Veniamo adesso al difetto principale di "Rokka no Yuusha": il comparto tecnico. Ebbene sì, la qualità dei disegni (e anche delle animazioni, ma vale più per i primi) è mediocre. Nulla che rovini la visione, per carità, ma certi frame sono veramente un pugno nell'occhio, una martellata sulle parti basse (per noi maschi), e la cosa è ancora più grave se vi dico che alcuni di questi sono statici (e non i ben noti in-between, dove questo problema è più facile che si presenti), per di più avvengono anche in momenti importanti della storia! Posso concedere allo studio Passione tutte le attenuanti che vogliono (poca esperienza, basso budget, ecc.), ma a questo punto avrei accettato dei tempi di lavorazione più lunghi invece di release settimanali costanti con questa qualità. Peccato, si meritava un adattamento ad opera di uno studio più competente (Madhouse, JC Staff, Ufotable, Bones, per citare i miei preferiti) o con un budget maggiore. A questo si aggiunge anche la CG molto piatta e approssimativa per realizzare i demoni: il loro design non è affatto male e non compaiono molto, ma le poche volte che lo fanno la CG stona vistosamente con tutto il resto, c'è poco da fare. L'ottimo lato artistico, come già detto, salva la situazione in più punti, ciò non toglie che il comparto tecnico di "Rokka no Yuusha", per quanto mi riguarda, è appena sufficiente. Buone, ma non eccezionali, le musiche (sul finale non danno la giusta enfasi nei momenti topici), promosse invece su tutti i fronti le opening e le ending: tra quest'ultime, due sono cantate rispettivamente dalle doppiatrici di Flamie e Nashetania, essendo dedicate a quei personaggi.

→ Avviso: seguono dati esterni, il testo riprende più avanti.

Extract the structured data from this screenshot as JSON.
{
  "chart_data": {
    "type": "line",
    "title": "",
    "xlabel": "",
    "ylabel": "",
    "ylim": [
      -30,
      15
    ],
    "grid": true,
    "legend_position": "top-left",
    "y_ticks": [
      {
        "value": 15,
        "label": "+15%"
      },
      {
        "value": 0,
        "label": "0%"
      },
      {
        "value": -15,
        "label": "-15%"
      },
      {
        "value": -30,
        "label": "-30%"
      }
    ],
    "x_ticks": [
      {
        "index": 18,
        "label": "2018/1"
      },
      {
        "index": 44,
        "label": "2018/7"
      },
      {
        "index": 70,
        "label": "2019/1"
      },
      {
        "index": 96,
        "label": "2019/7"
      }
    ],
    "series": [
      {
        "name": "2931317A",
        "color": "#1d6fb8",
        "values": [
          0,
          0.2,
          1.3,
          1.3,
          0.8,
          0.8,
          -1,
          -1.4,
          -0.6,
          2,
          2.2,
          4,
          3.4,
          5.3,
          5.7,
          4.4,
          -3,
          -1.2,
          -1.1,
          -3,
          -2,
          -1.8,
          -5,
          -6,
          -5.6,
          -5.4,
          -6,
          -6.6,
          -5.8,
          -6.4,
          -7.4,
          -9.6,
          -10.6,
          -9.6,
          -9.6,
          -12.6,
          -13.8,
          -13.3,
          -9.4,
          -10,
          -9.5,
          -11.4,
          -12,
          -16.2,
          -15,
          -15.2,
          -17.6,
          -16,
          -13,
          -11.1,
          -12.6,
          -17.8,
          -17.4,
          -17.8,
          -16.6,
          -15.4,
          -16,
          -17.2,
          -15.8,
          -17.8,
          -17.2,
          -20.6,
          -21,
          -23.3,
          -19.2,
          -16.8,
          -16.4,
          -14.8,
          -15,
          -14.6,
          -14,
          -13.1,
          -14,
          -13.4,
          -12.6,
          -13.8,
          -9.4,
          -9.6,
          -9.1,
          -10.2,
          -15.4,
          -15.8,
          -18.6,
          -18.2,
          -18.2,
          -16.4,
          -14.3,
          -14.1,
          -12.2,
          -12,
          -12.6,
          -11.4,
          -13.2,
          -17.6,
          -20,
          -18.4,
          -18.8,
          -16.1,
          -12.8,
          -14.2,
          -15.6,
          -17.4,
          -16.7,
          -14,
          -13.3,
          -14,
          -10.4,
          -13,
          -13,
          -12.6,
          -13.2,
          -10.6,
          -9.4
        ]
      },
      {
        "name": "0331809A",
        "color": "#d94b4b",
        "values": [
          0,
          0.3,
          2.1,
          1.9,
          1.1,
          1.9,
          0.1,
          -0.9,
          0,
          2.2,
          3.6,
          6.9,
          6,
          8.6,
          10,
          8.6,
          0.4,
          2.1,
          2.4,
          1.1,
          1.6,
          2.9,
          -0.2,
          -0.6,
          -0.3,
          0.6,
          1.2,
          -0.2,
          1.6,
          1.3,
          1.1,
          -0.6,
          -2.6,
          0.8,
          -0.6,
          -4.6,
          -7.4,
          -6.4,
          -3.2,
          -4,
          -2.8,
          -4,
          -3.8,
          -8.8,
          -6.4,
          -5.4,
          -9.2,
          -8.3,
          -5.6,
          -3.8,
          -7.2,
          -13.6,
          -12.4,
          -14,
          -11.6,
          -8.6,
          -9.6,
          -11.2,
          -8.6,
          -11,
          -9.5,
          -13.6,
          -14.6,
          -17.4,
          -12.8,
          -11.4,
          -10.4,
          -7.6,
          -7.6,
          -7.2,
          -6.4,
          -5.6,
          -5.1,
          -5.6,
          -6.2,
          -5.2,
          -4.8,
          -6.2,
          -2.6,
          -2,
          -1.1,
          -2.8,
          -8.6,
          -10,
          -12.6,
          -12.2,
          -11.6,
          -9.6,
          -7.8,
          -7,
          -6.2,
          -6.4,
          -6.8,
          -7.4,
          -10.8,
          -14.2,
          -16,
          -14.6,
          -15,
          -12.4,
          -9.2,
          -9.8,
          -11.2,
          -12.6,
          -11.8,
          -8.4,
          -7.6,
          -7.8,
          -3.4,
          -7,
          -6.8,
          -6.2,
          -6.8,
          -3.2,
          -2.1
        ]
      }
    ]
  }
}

La mia preferita è quella di Nashetania, molto energica e incalzante (un gigantesco "mah!" però va al suo titolo, non dico altro).

Questo conclude la mia approfondita recensione su "Rokka no Yuusha". Sperando di non avervi tediato, ma anzi di avervi convinto a iniziare questo anime molto meritevole, gli assegno un bel 9 su 10 perché mi ha coinvolto davvero tanto e, quando un'opera riesce in pieno in questo compito, va sempre premiata. Come potrete facilmente intuire, i suoi meriti sono intrinsecamente legati al materiale di partenza, le novel di Ishio Yamagata, ciò non toglie che l'adattamento ad opera dello studio Passione sia comunque di alto livello, perché riesce a farci appassionare alla bellissima storia. Un adattamento che, in sintesi, possiede pregi (l'ambientazione originale, fedeltà assoluta al romanzo) e difetti (disegni e CG). Se siete pignoli e per voi l'aspetto visivo va tenuto in conto, abbassate pure di un punto il mio voto. Mi raccomando, cercate di evitare il più possibile spoiler sulla storia e i personaggi che vi rovinerebbero, e parecchio, il godimento di questa serie!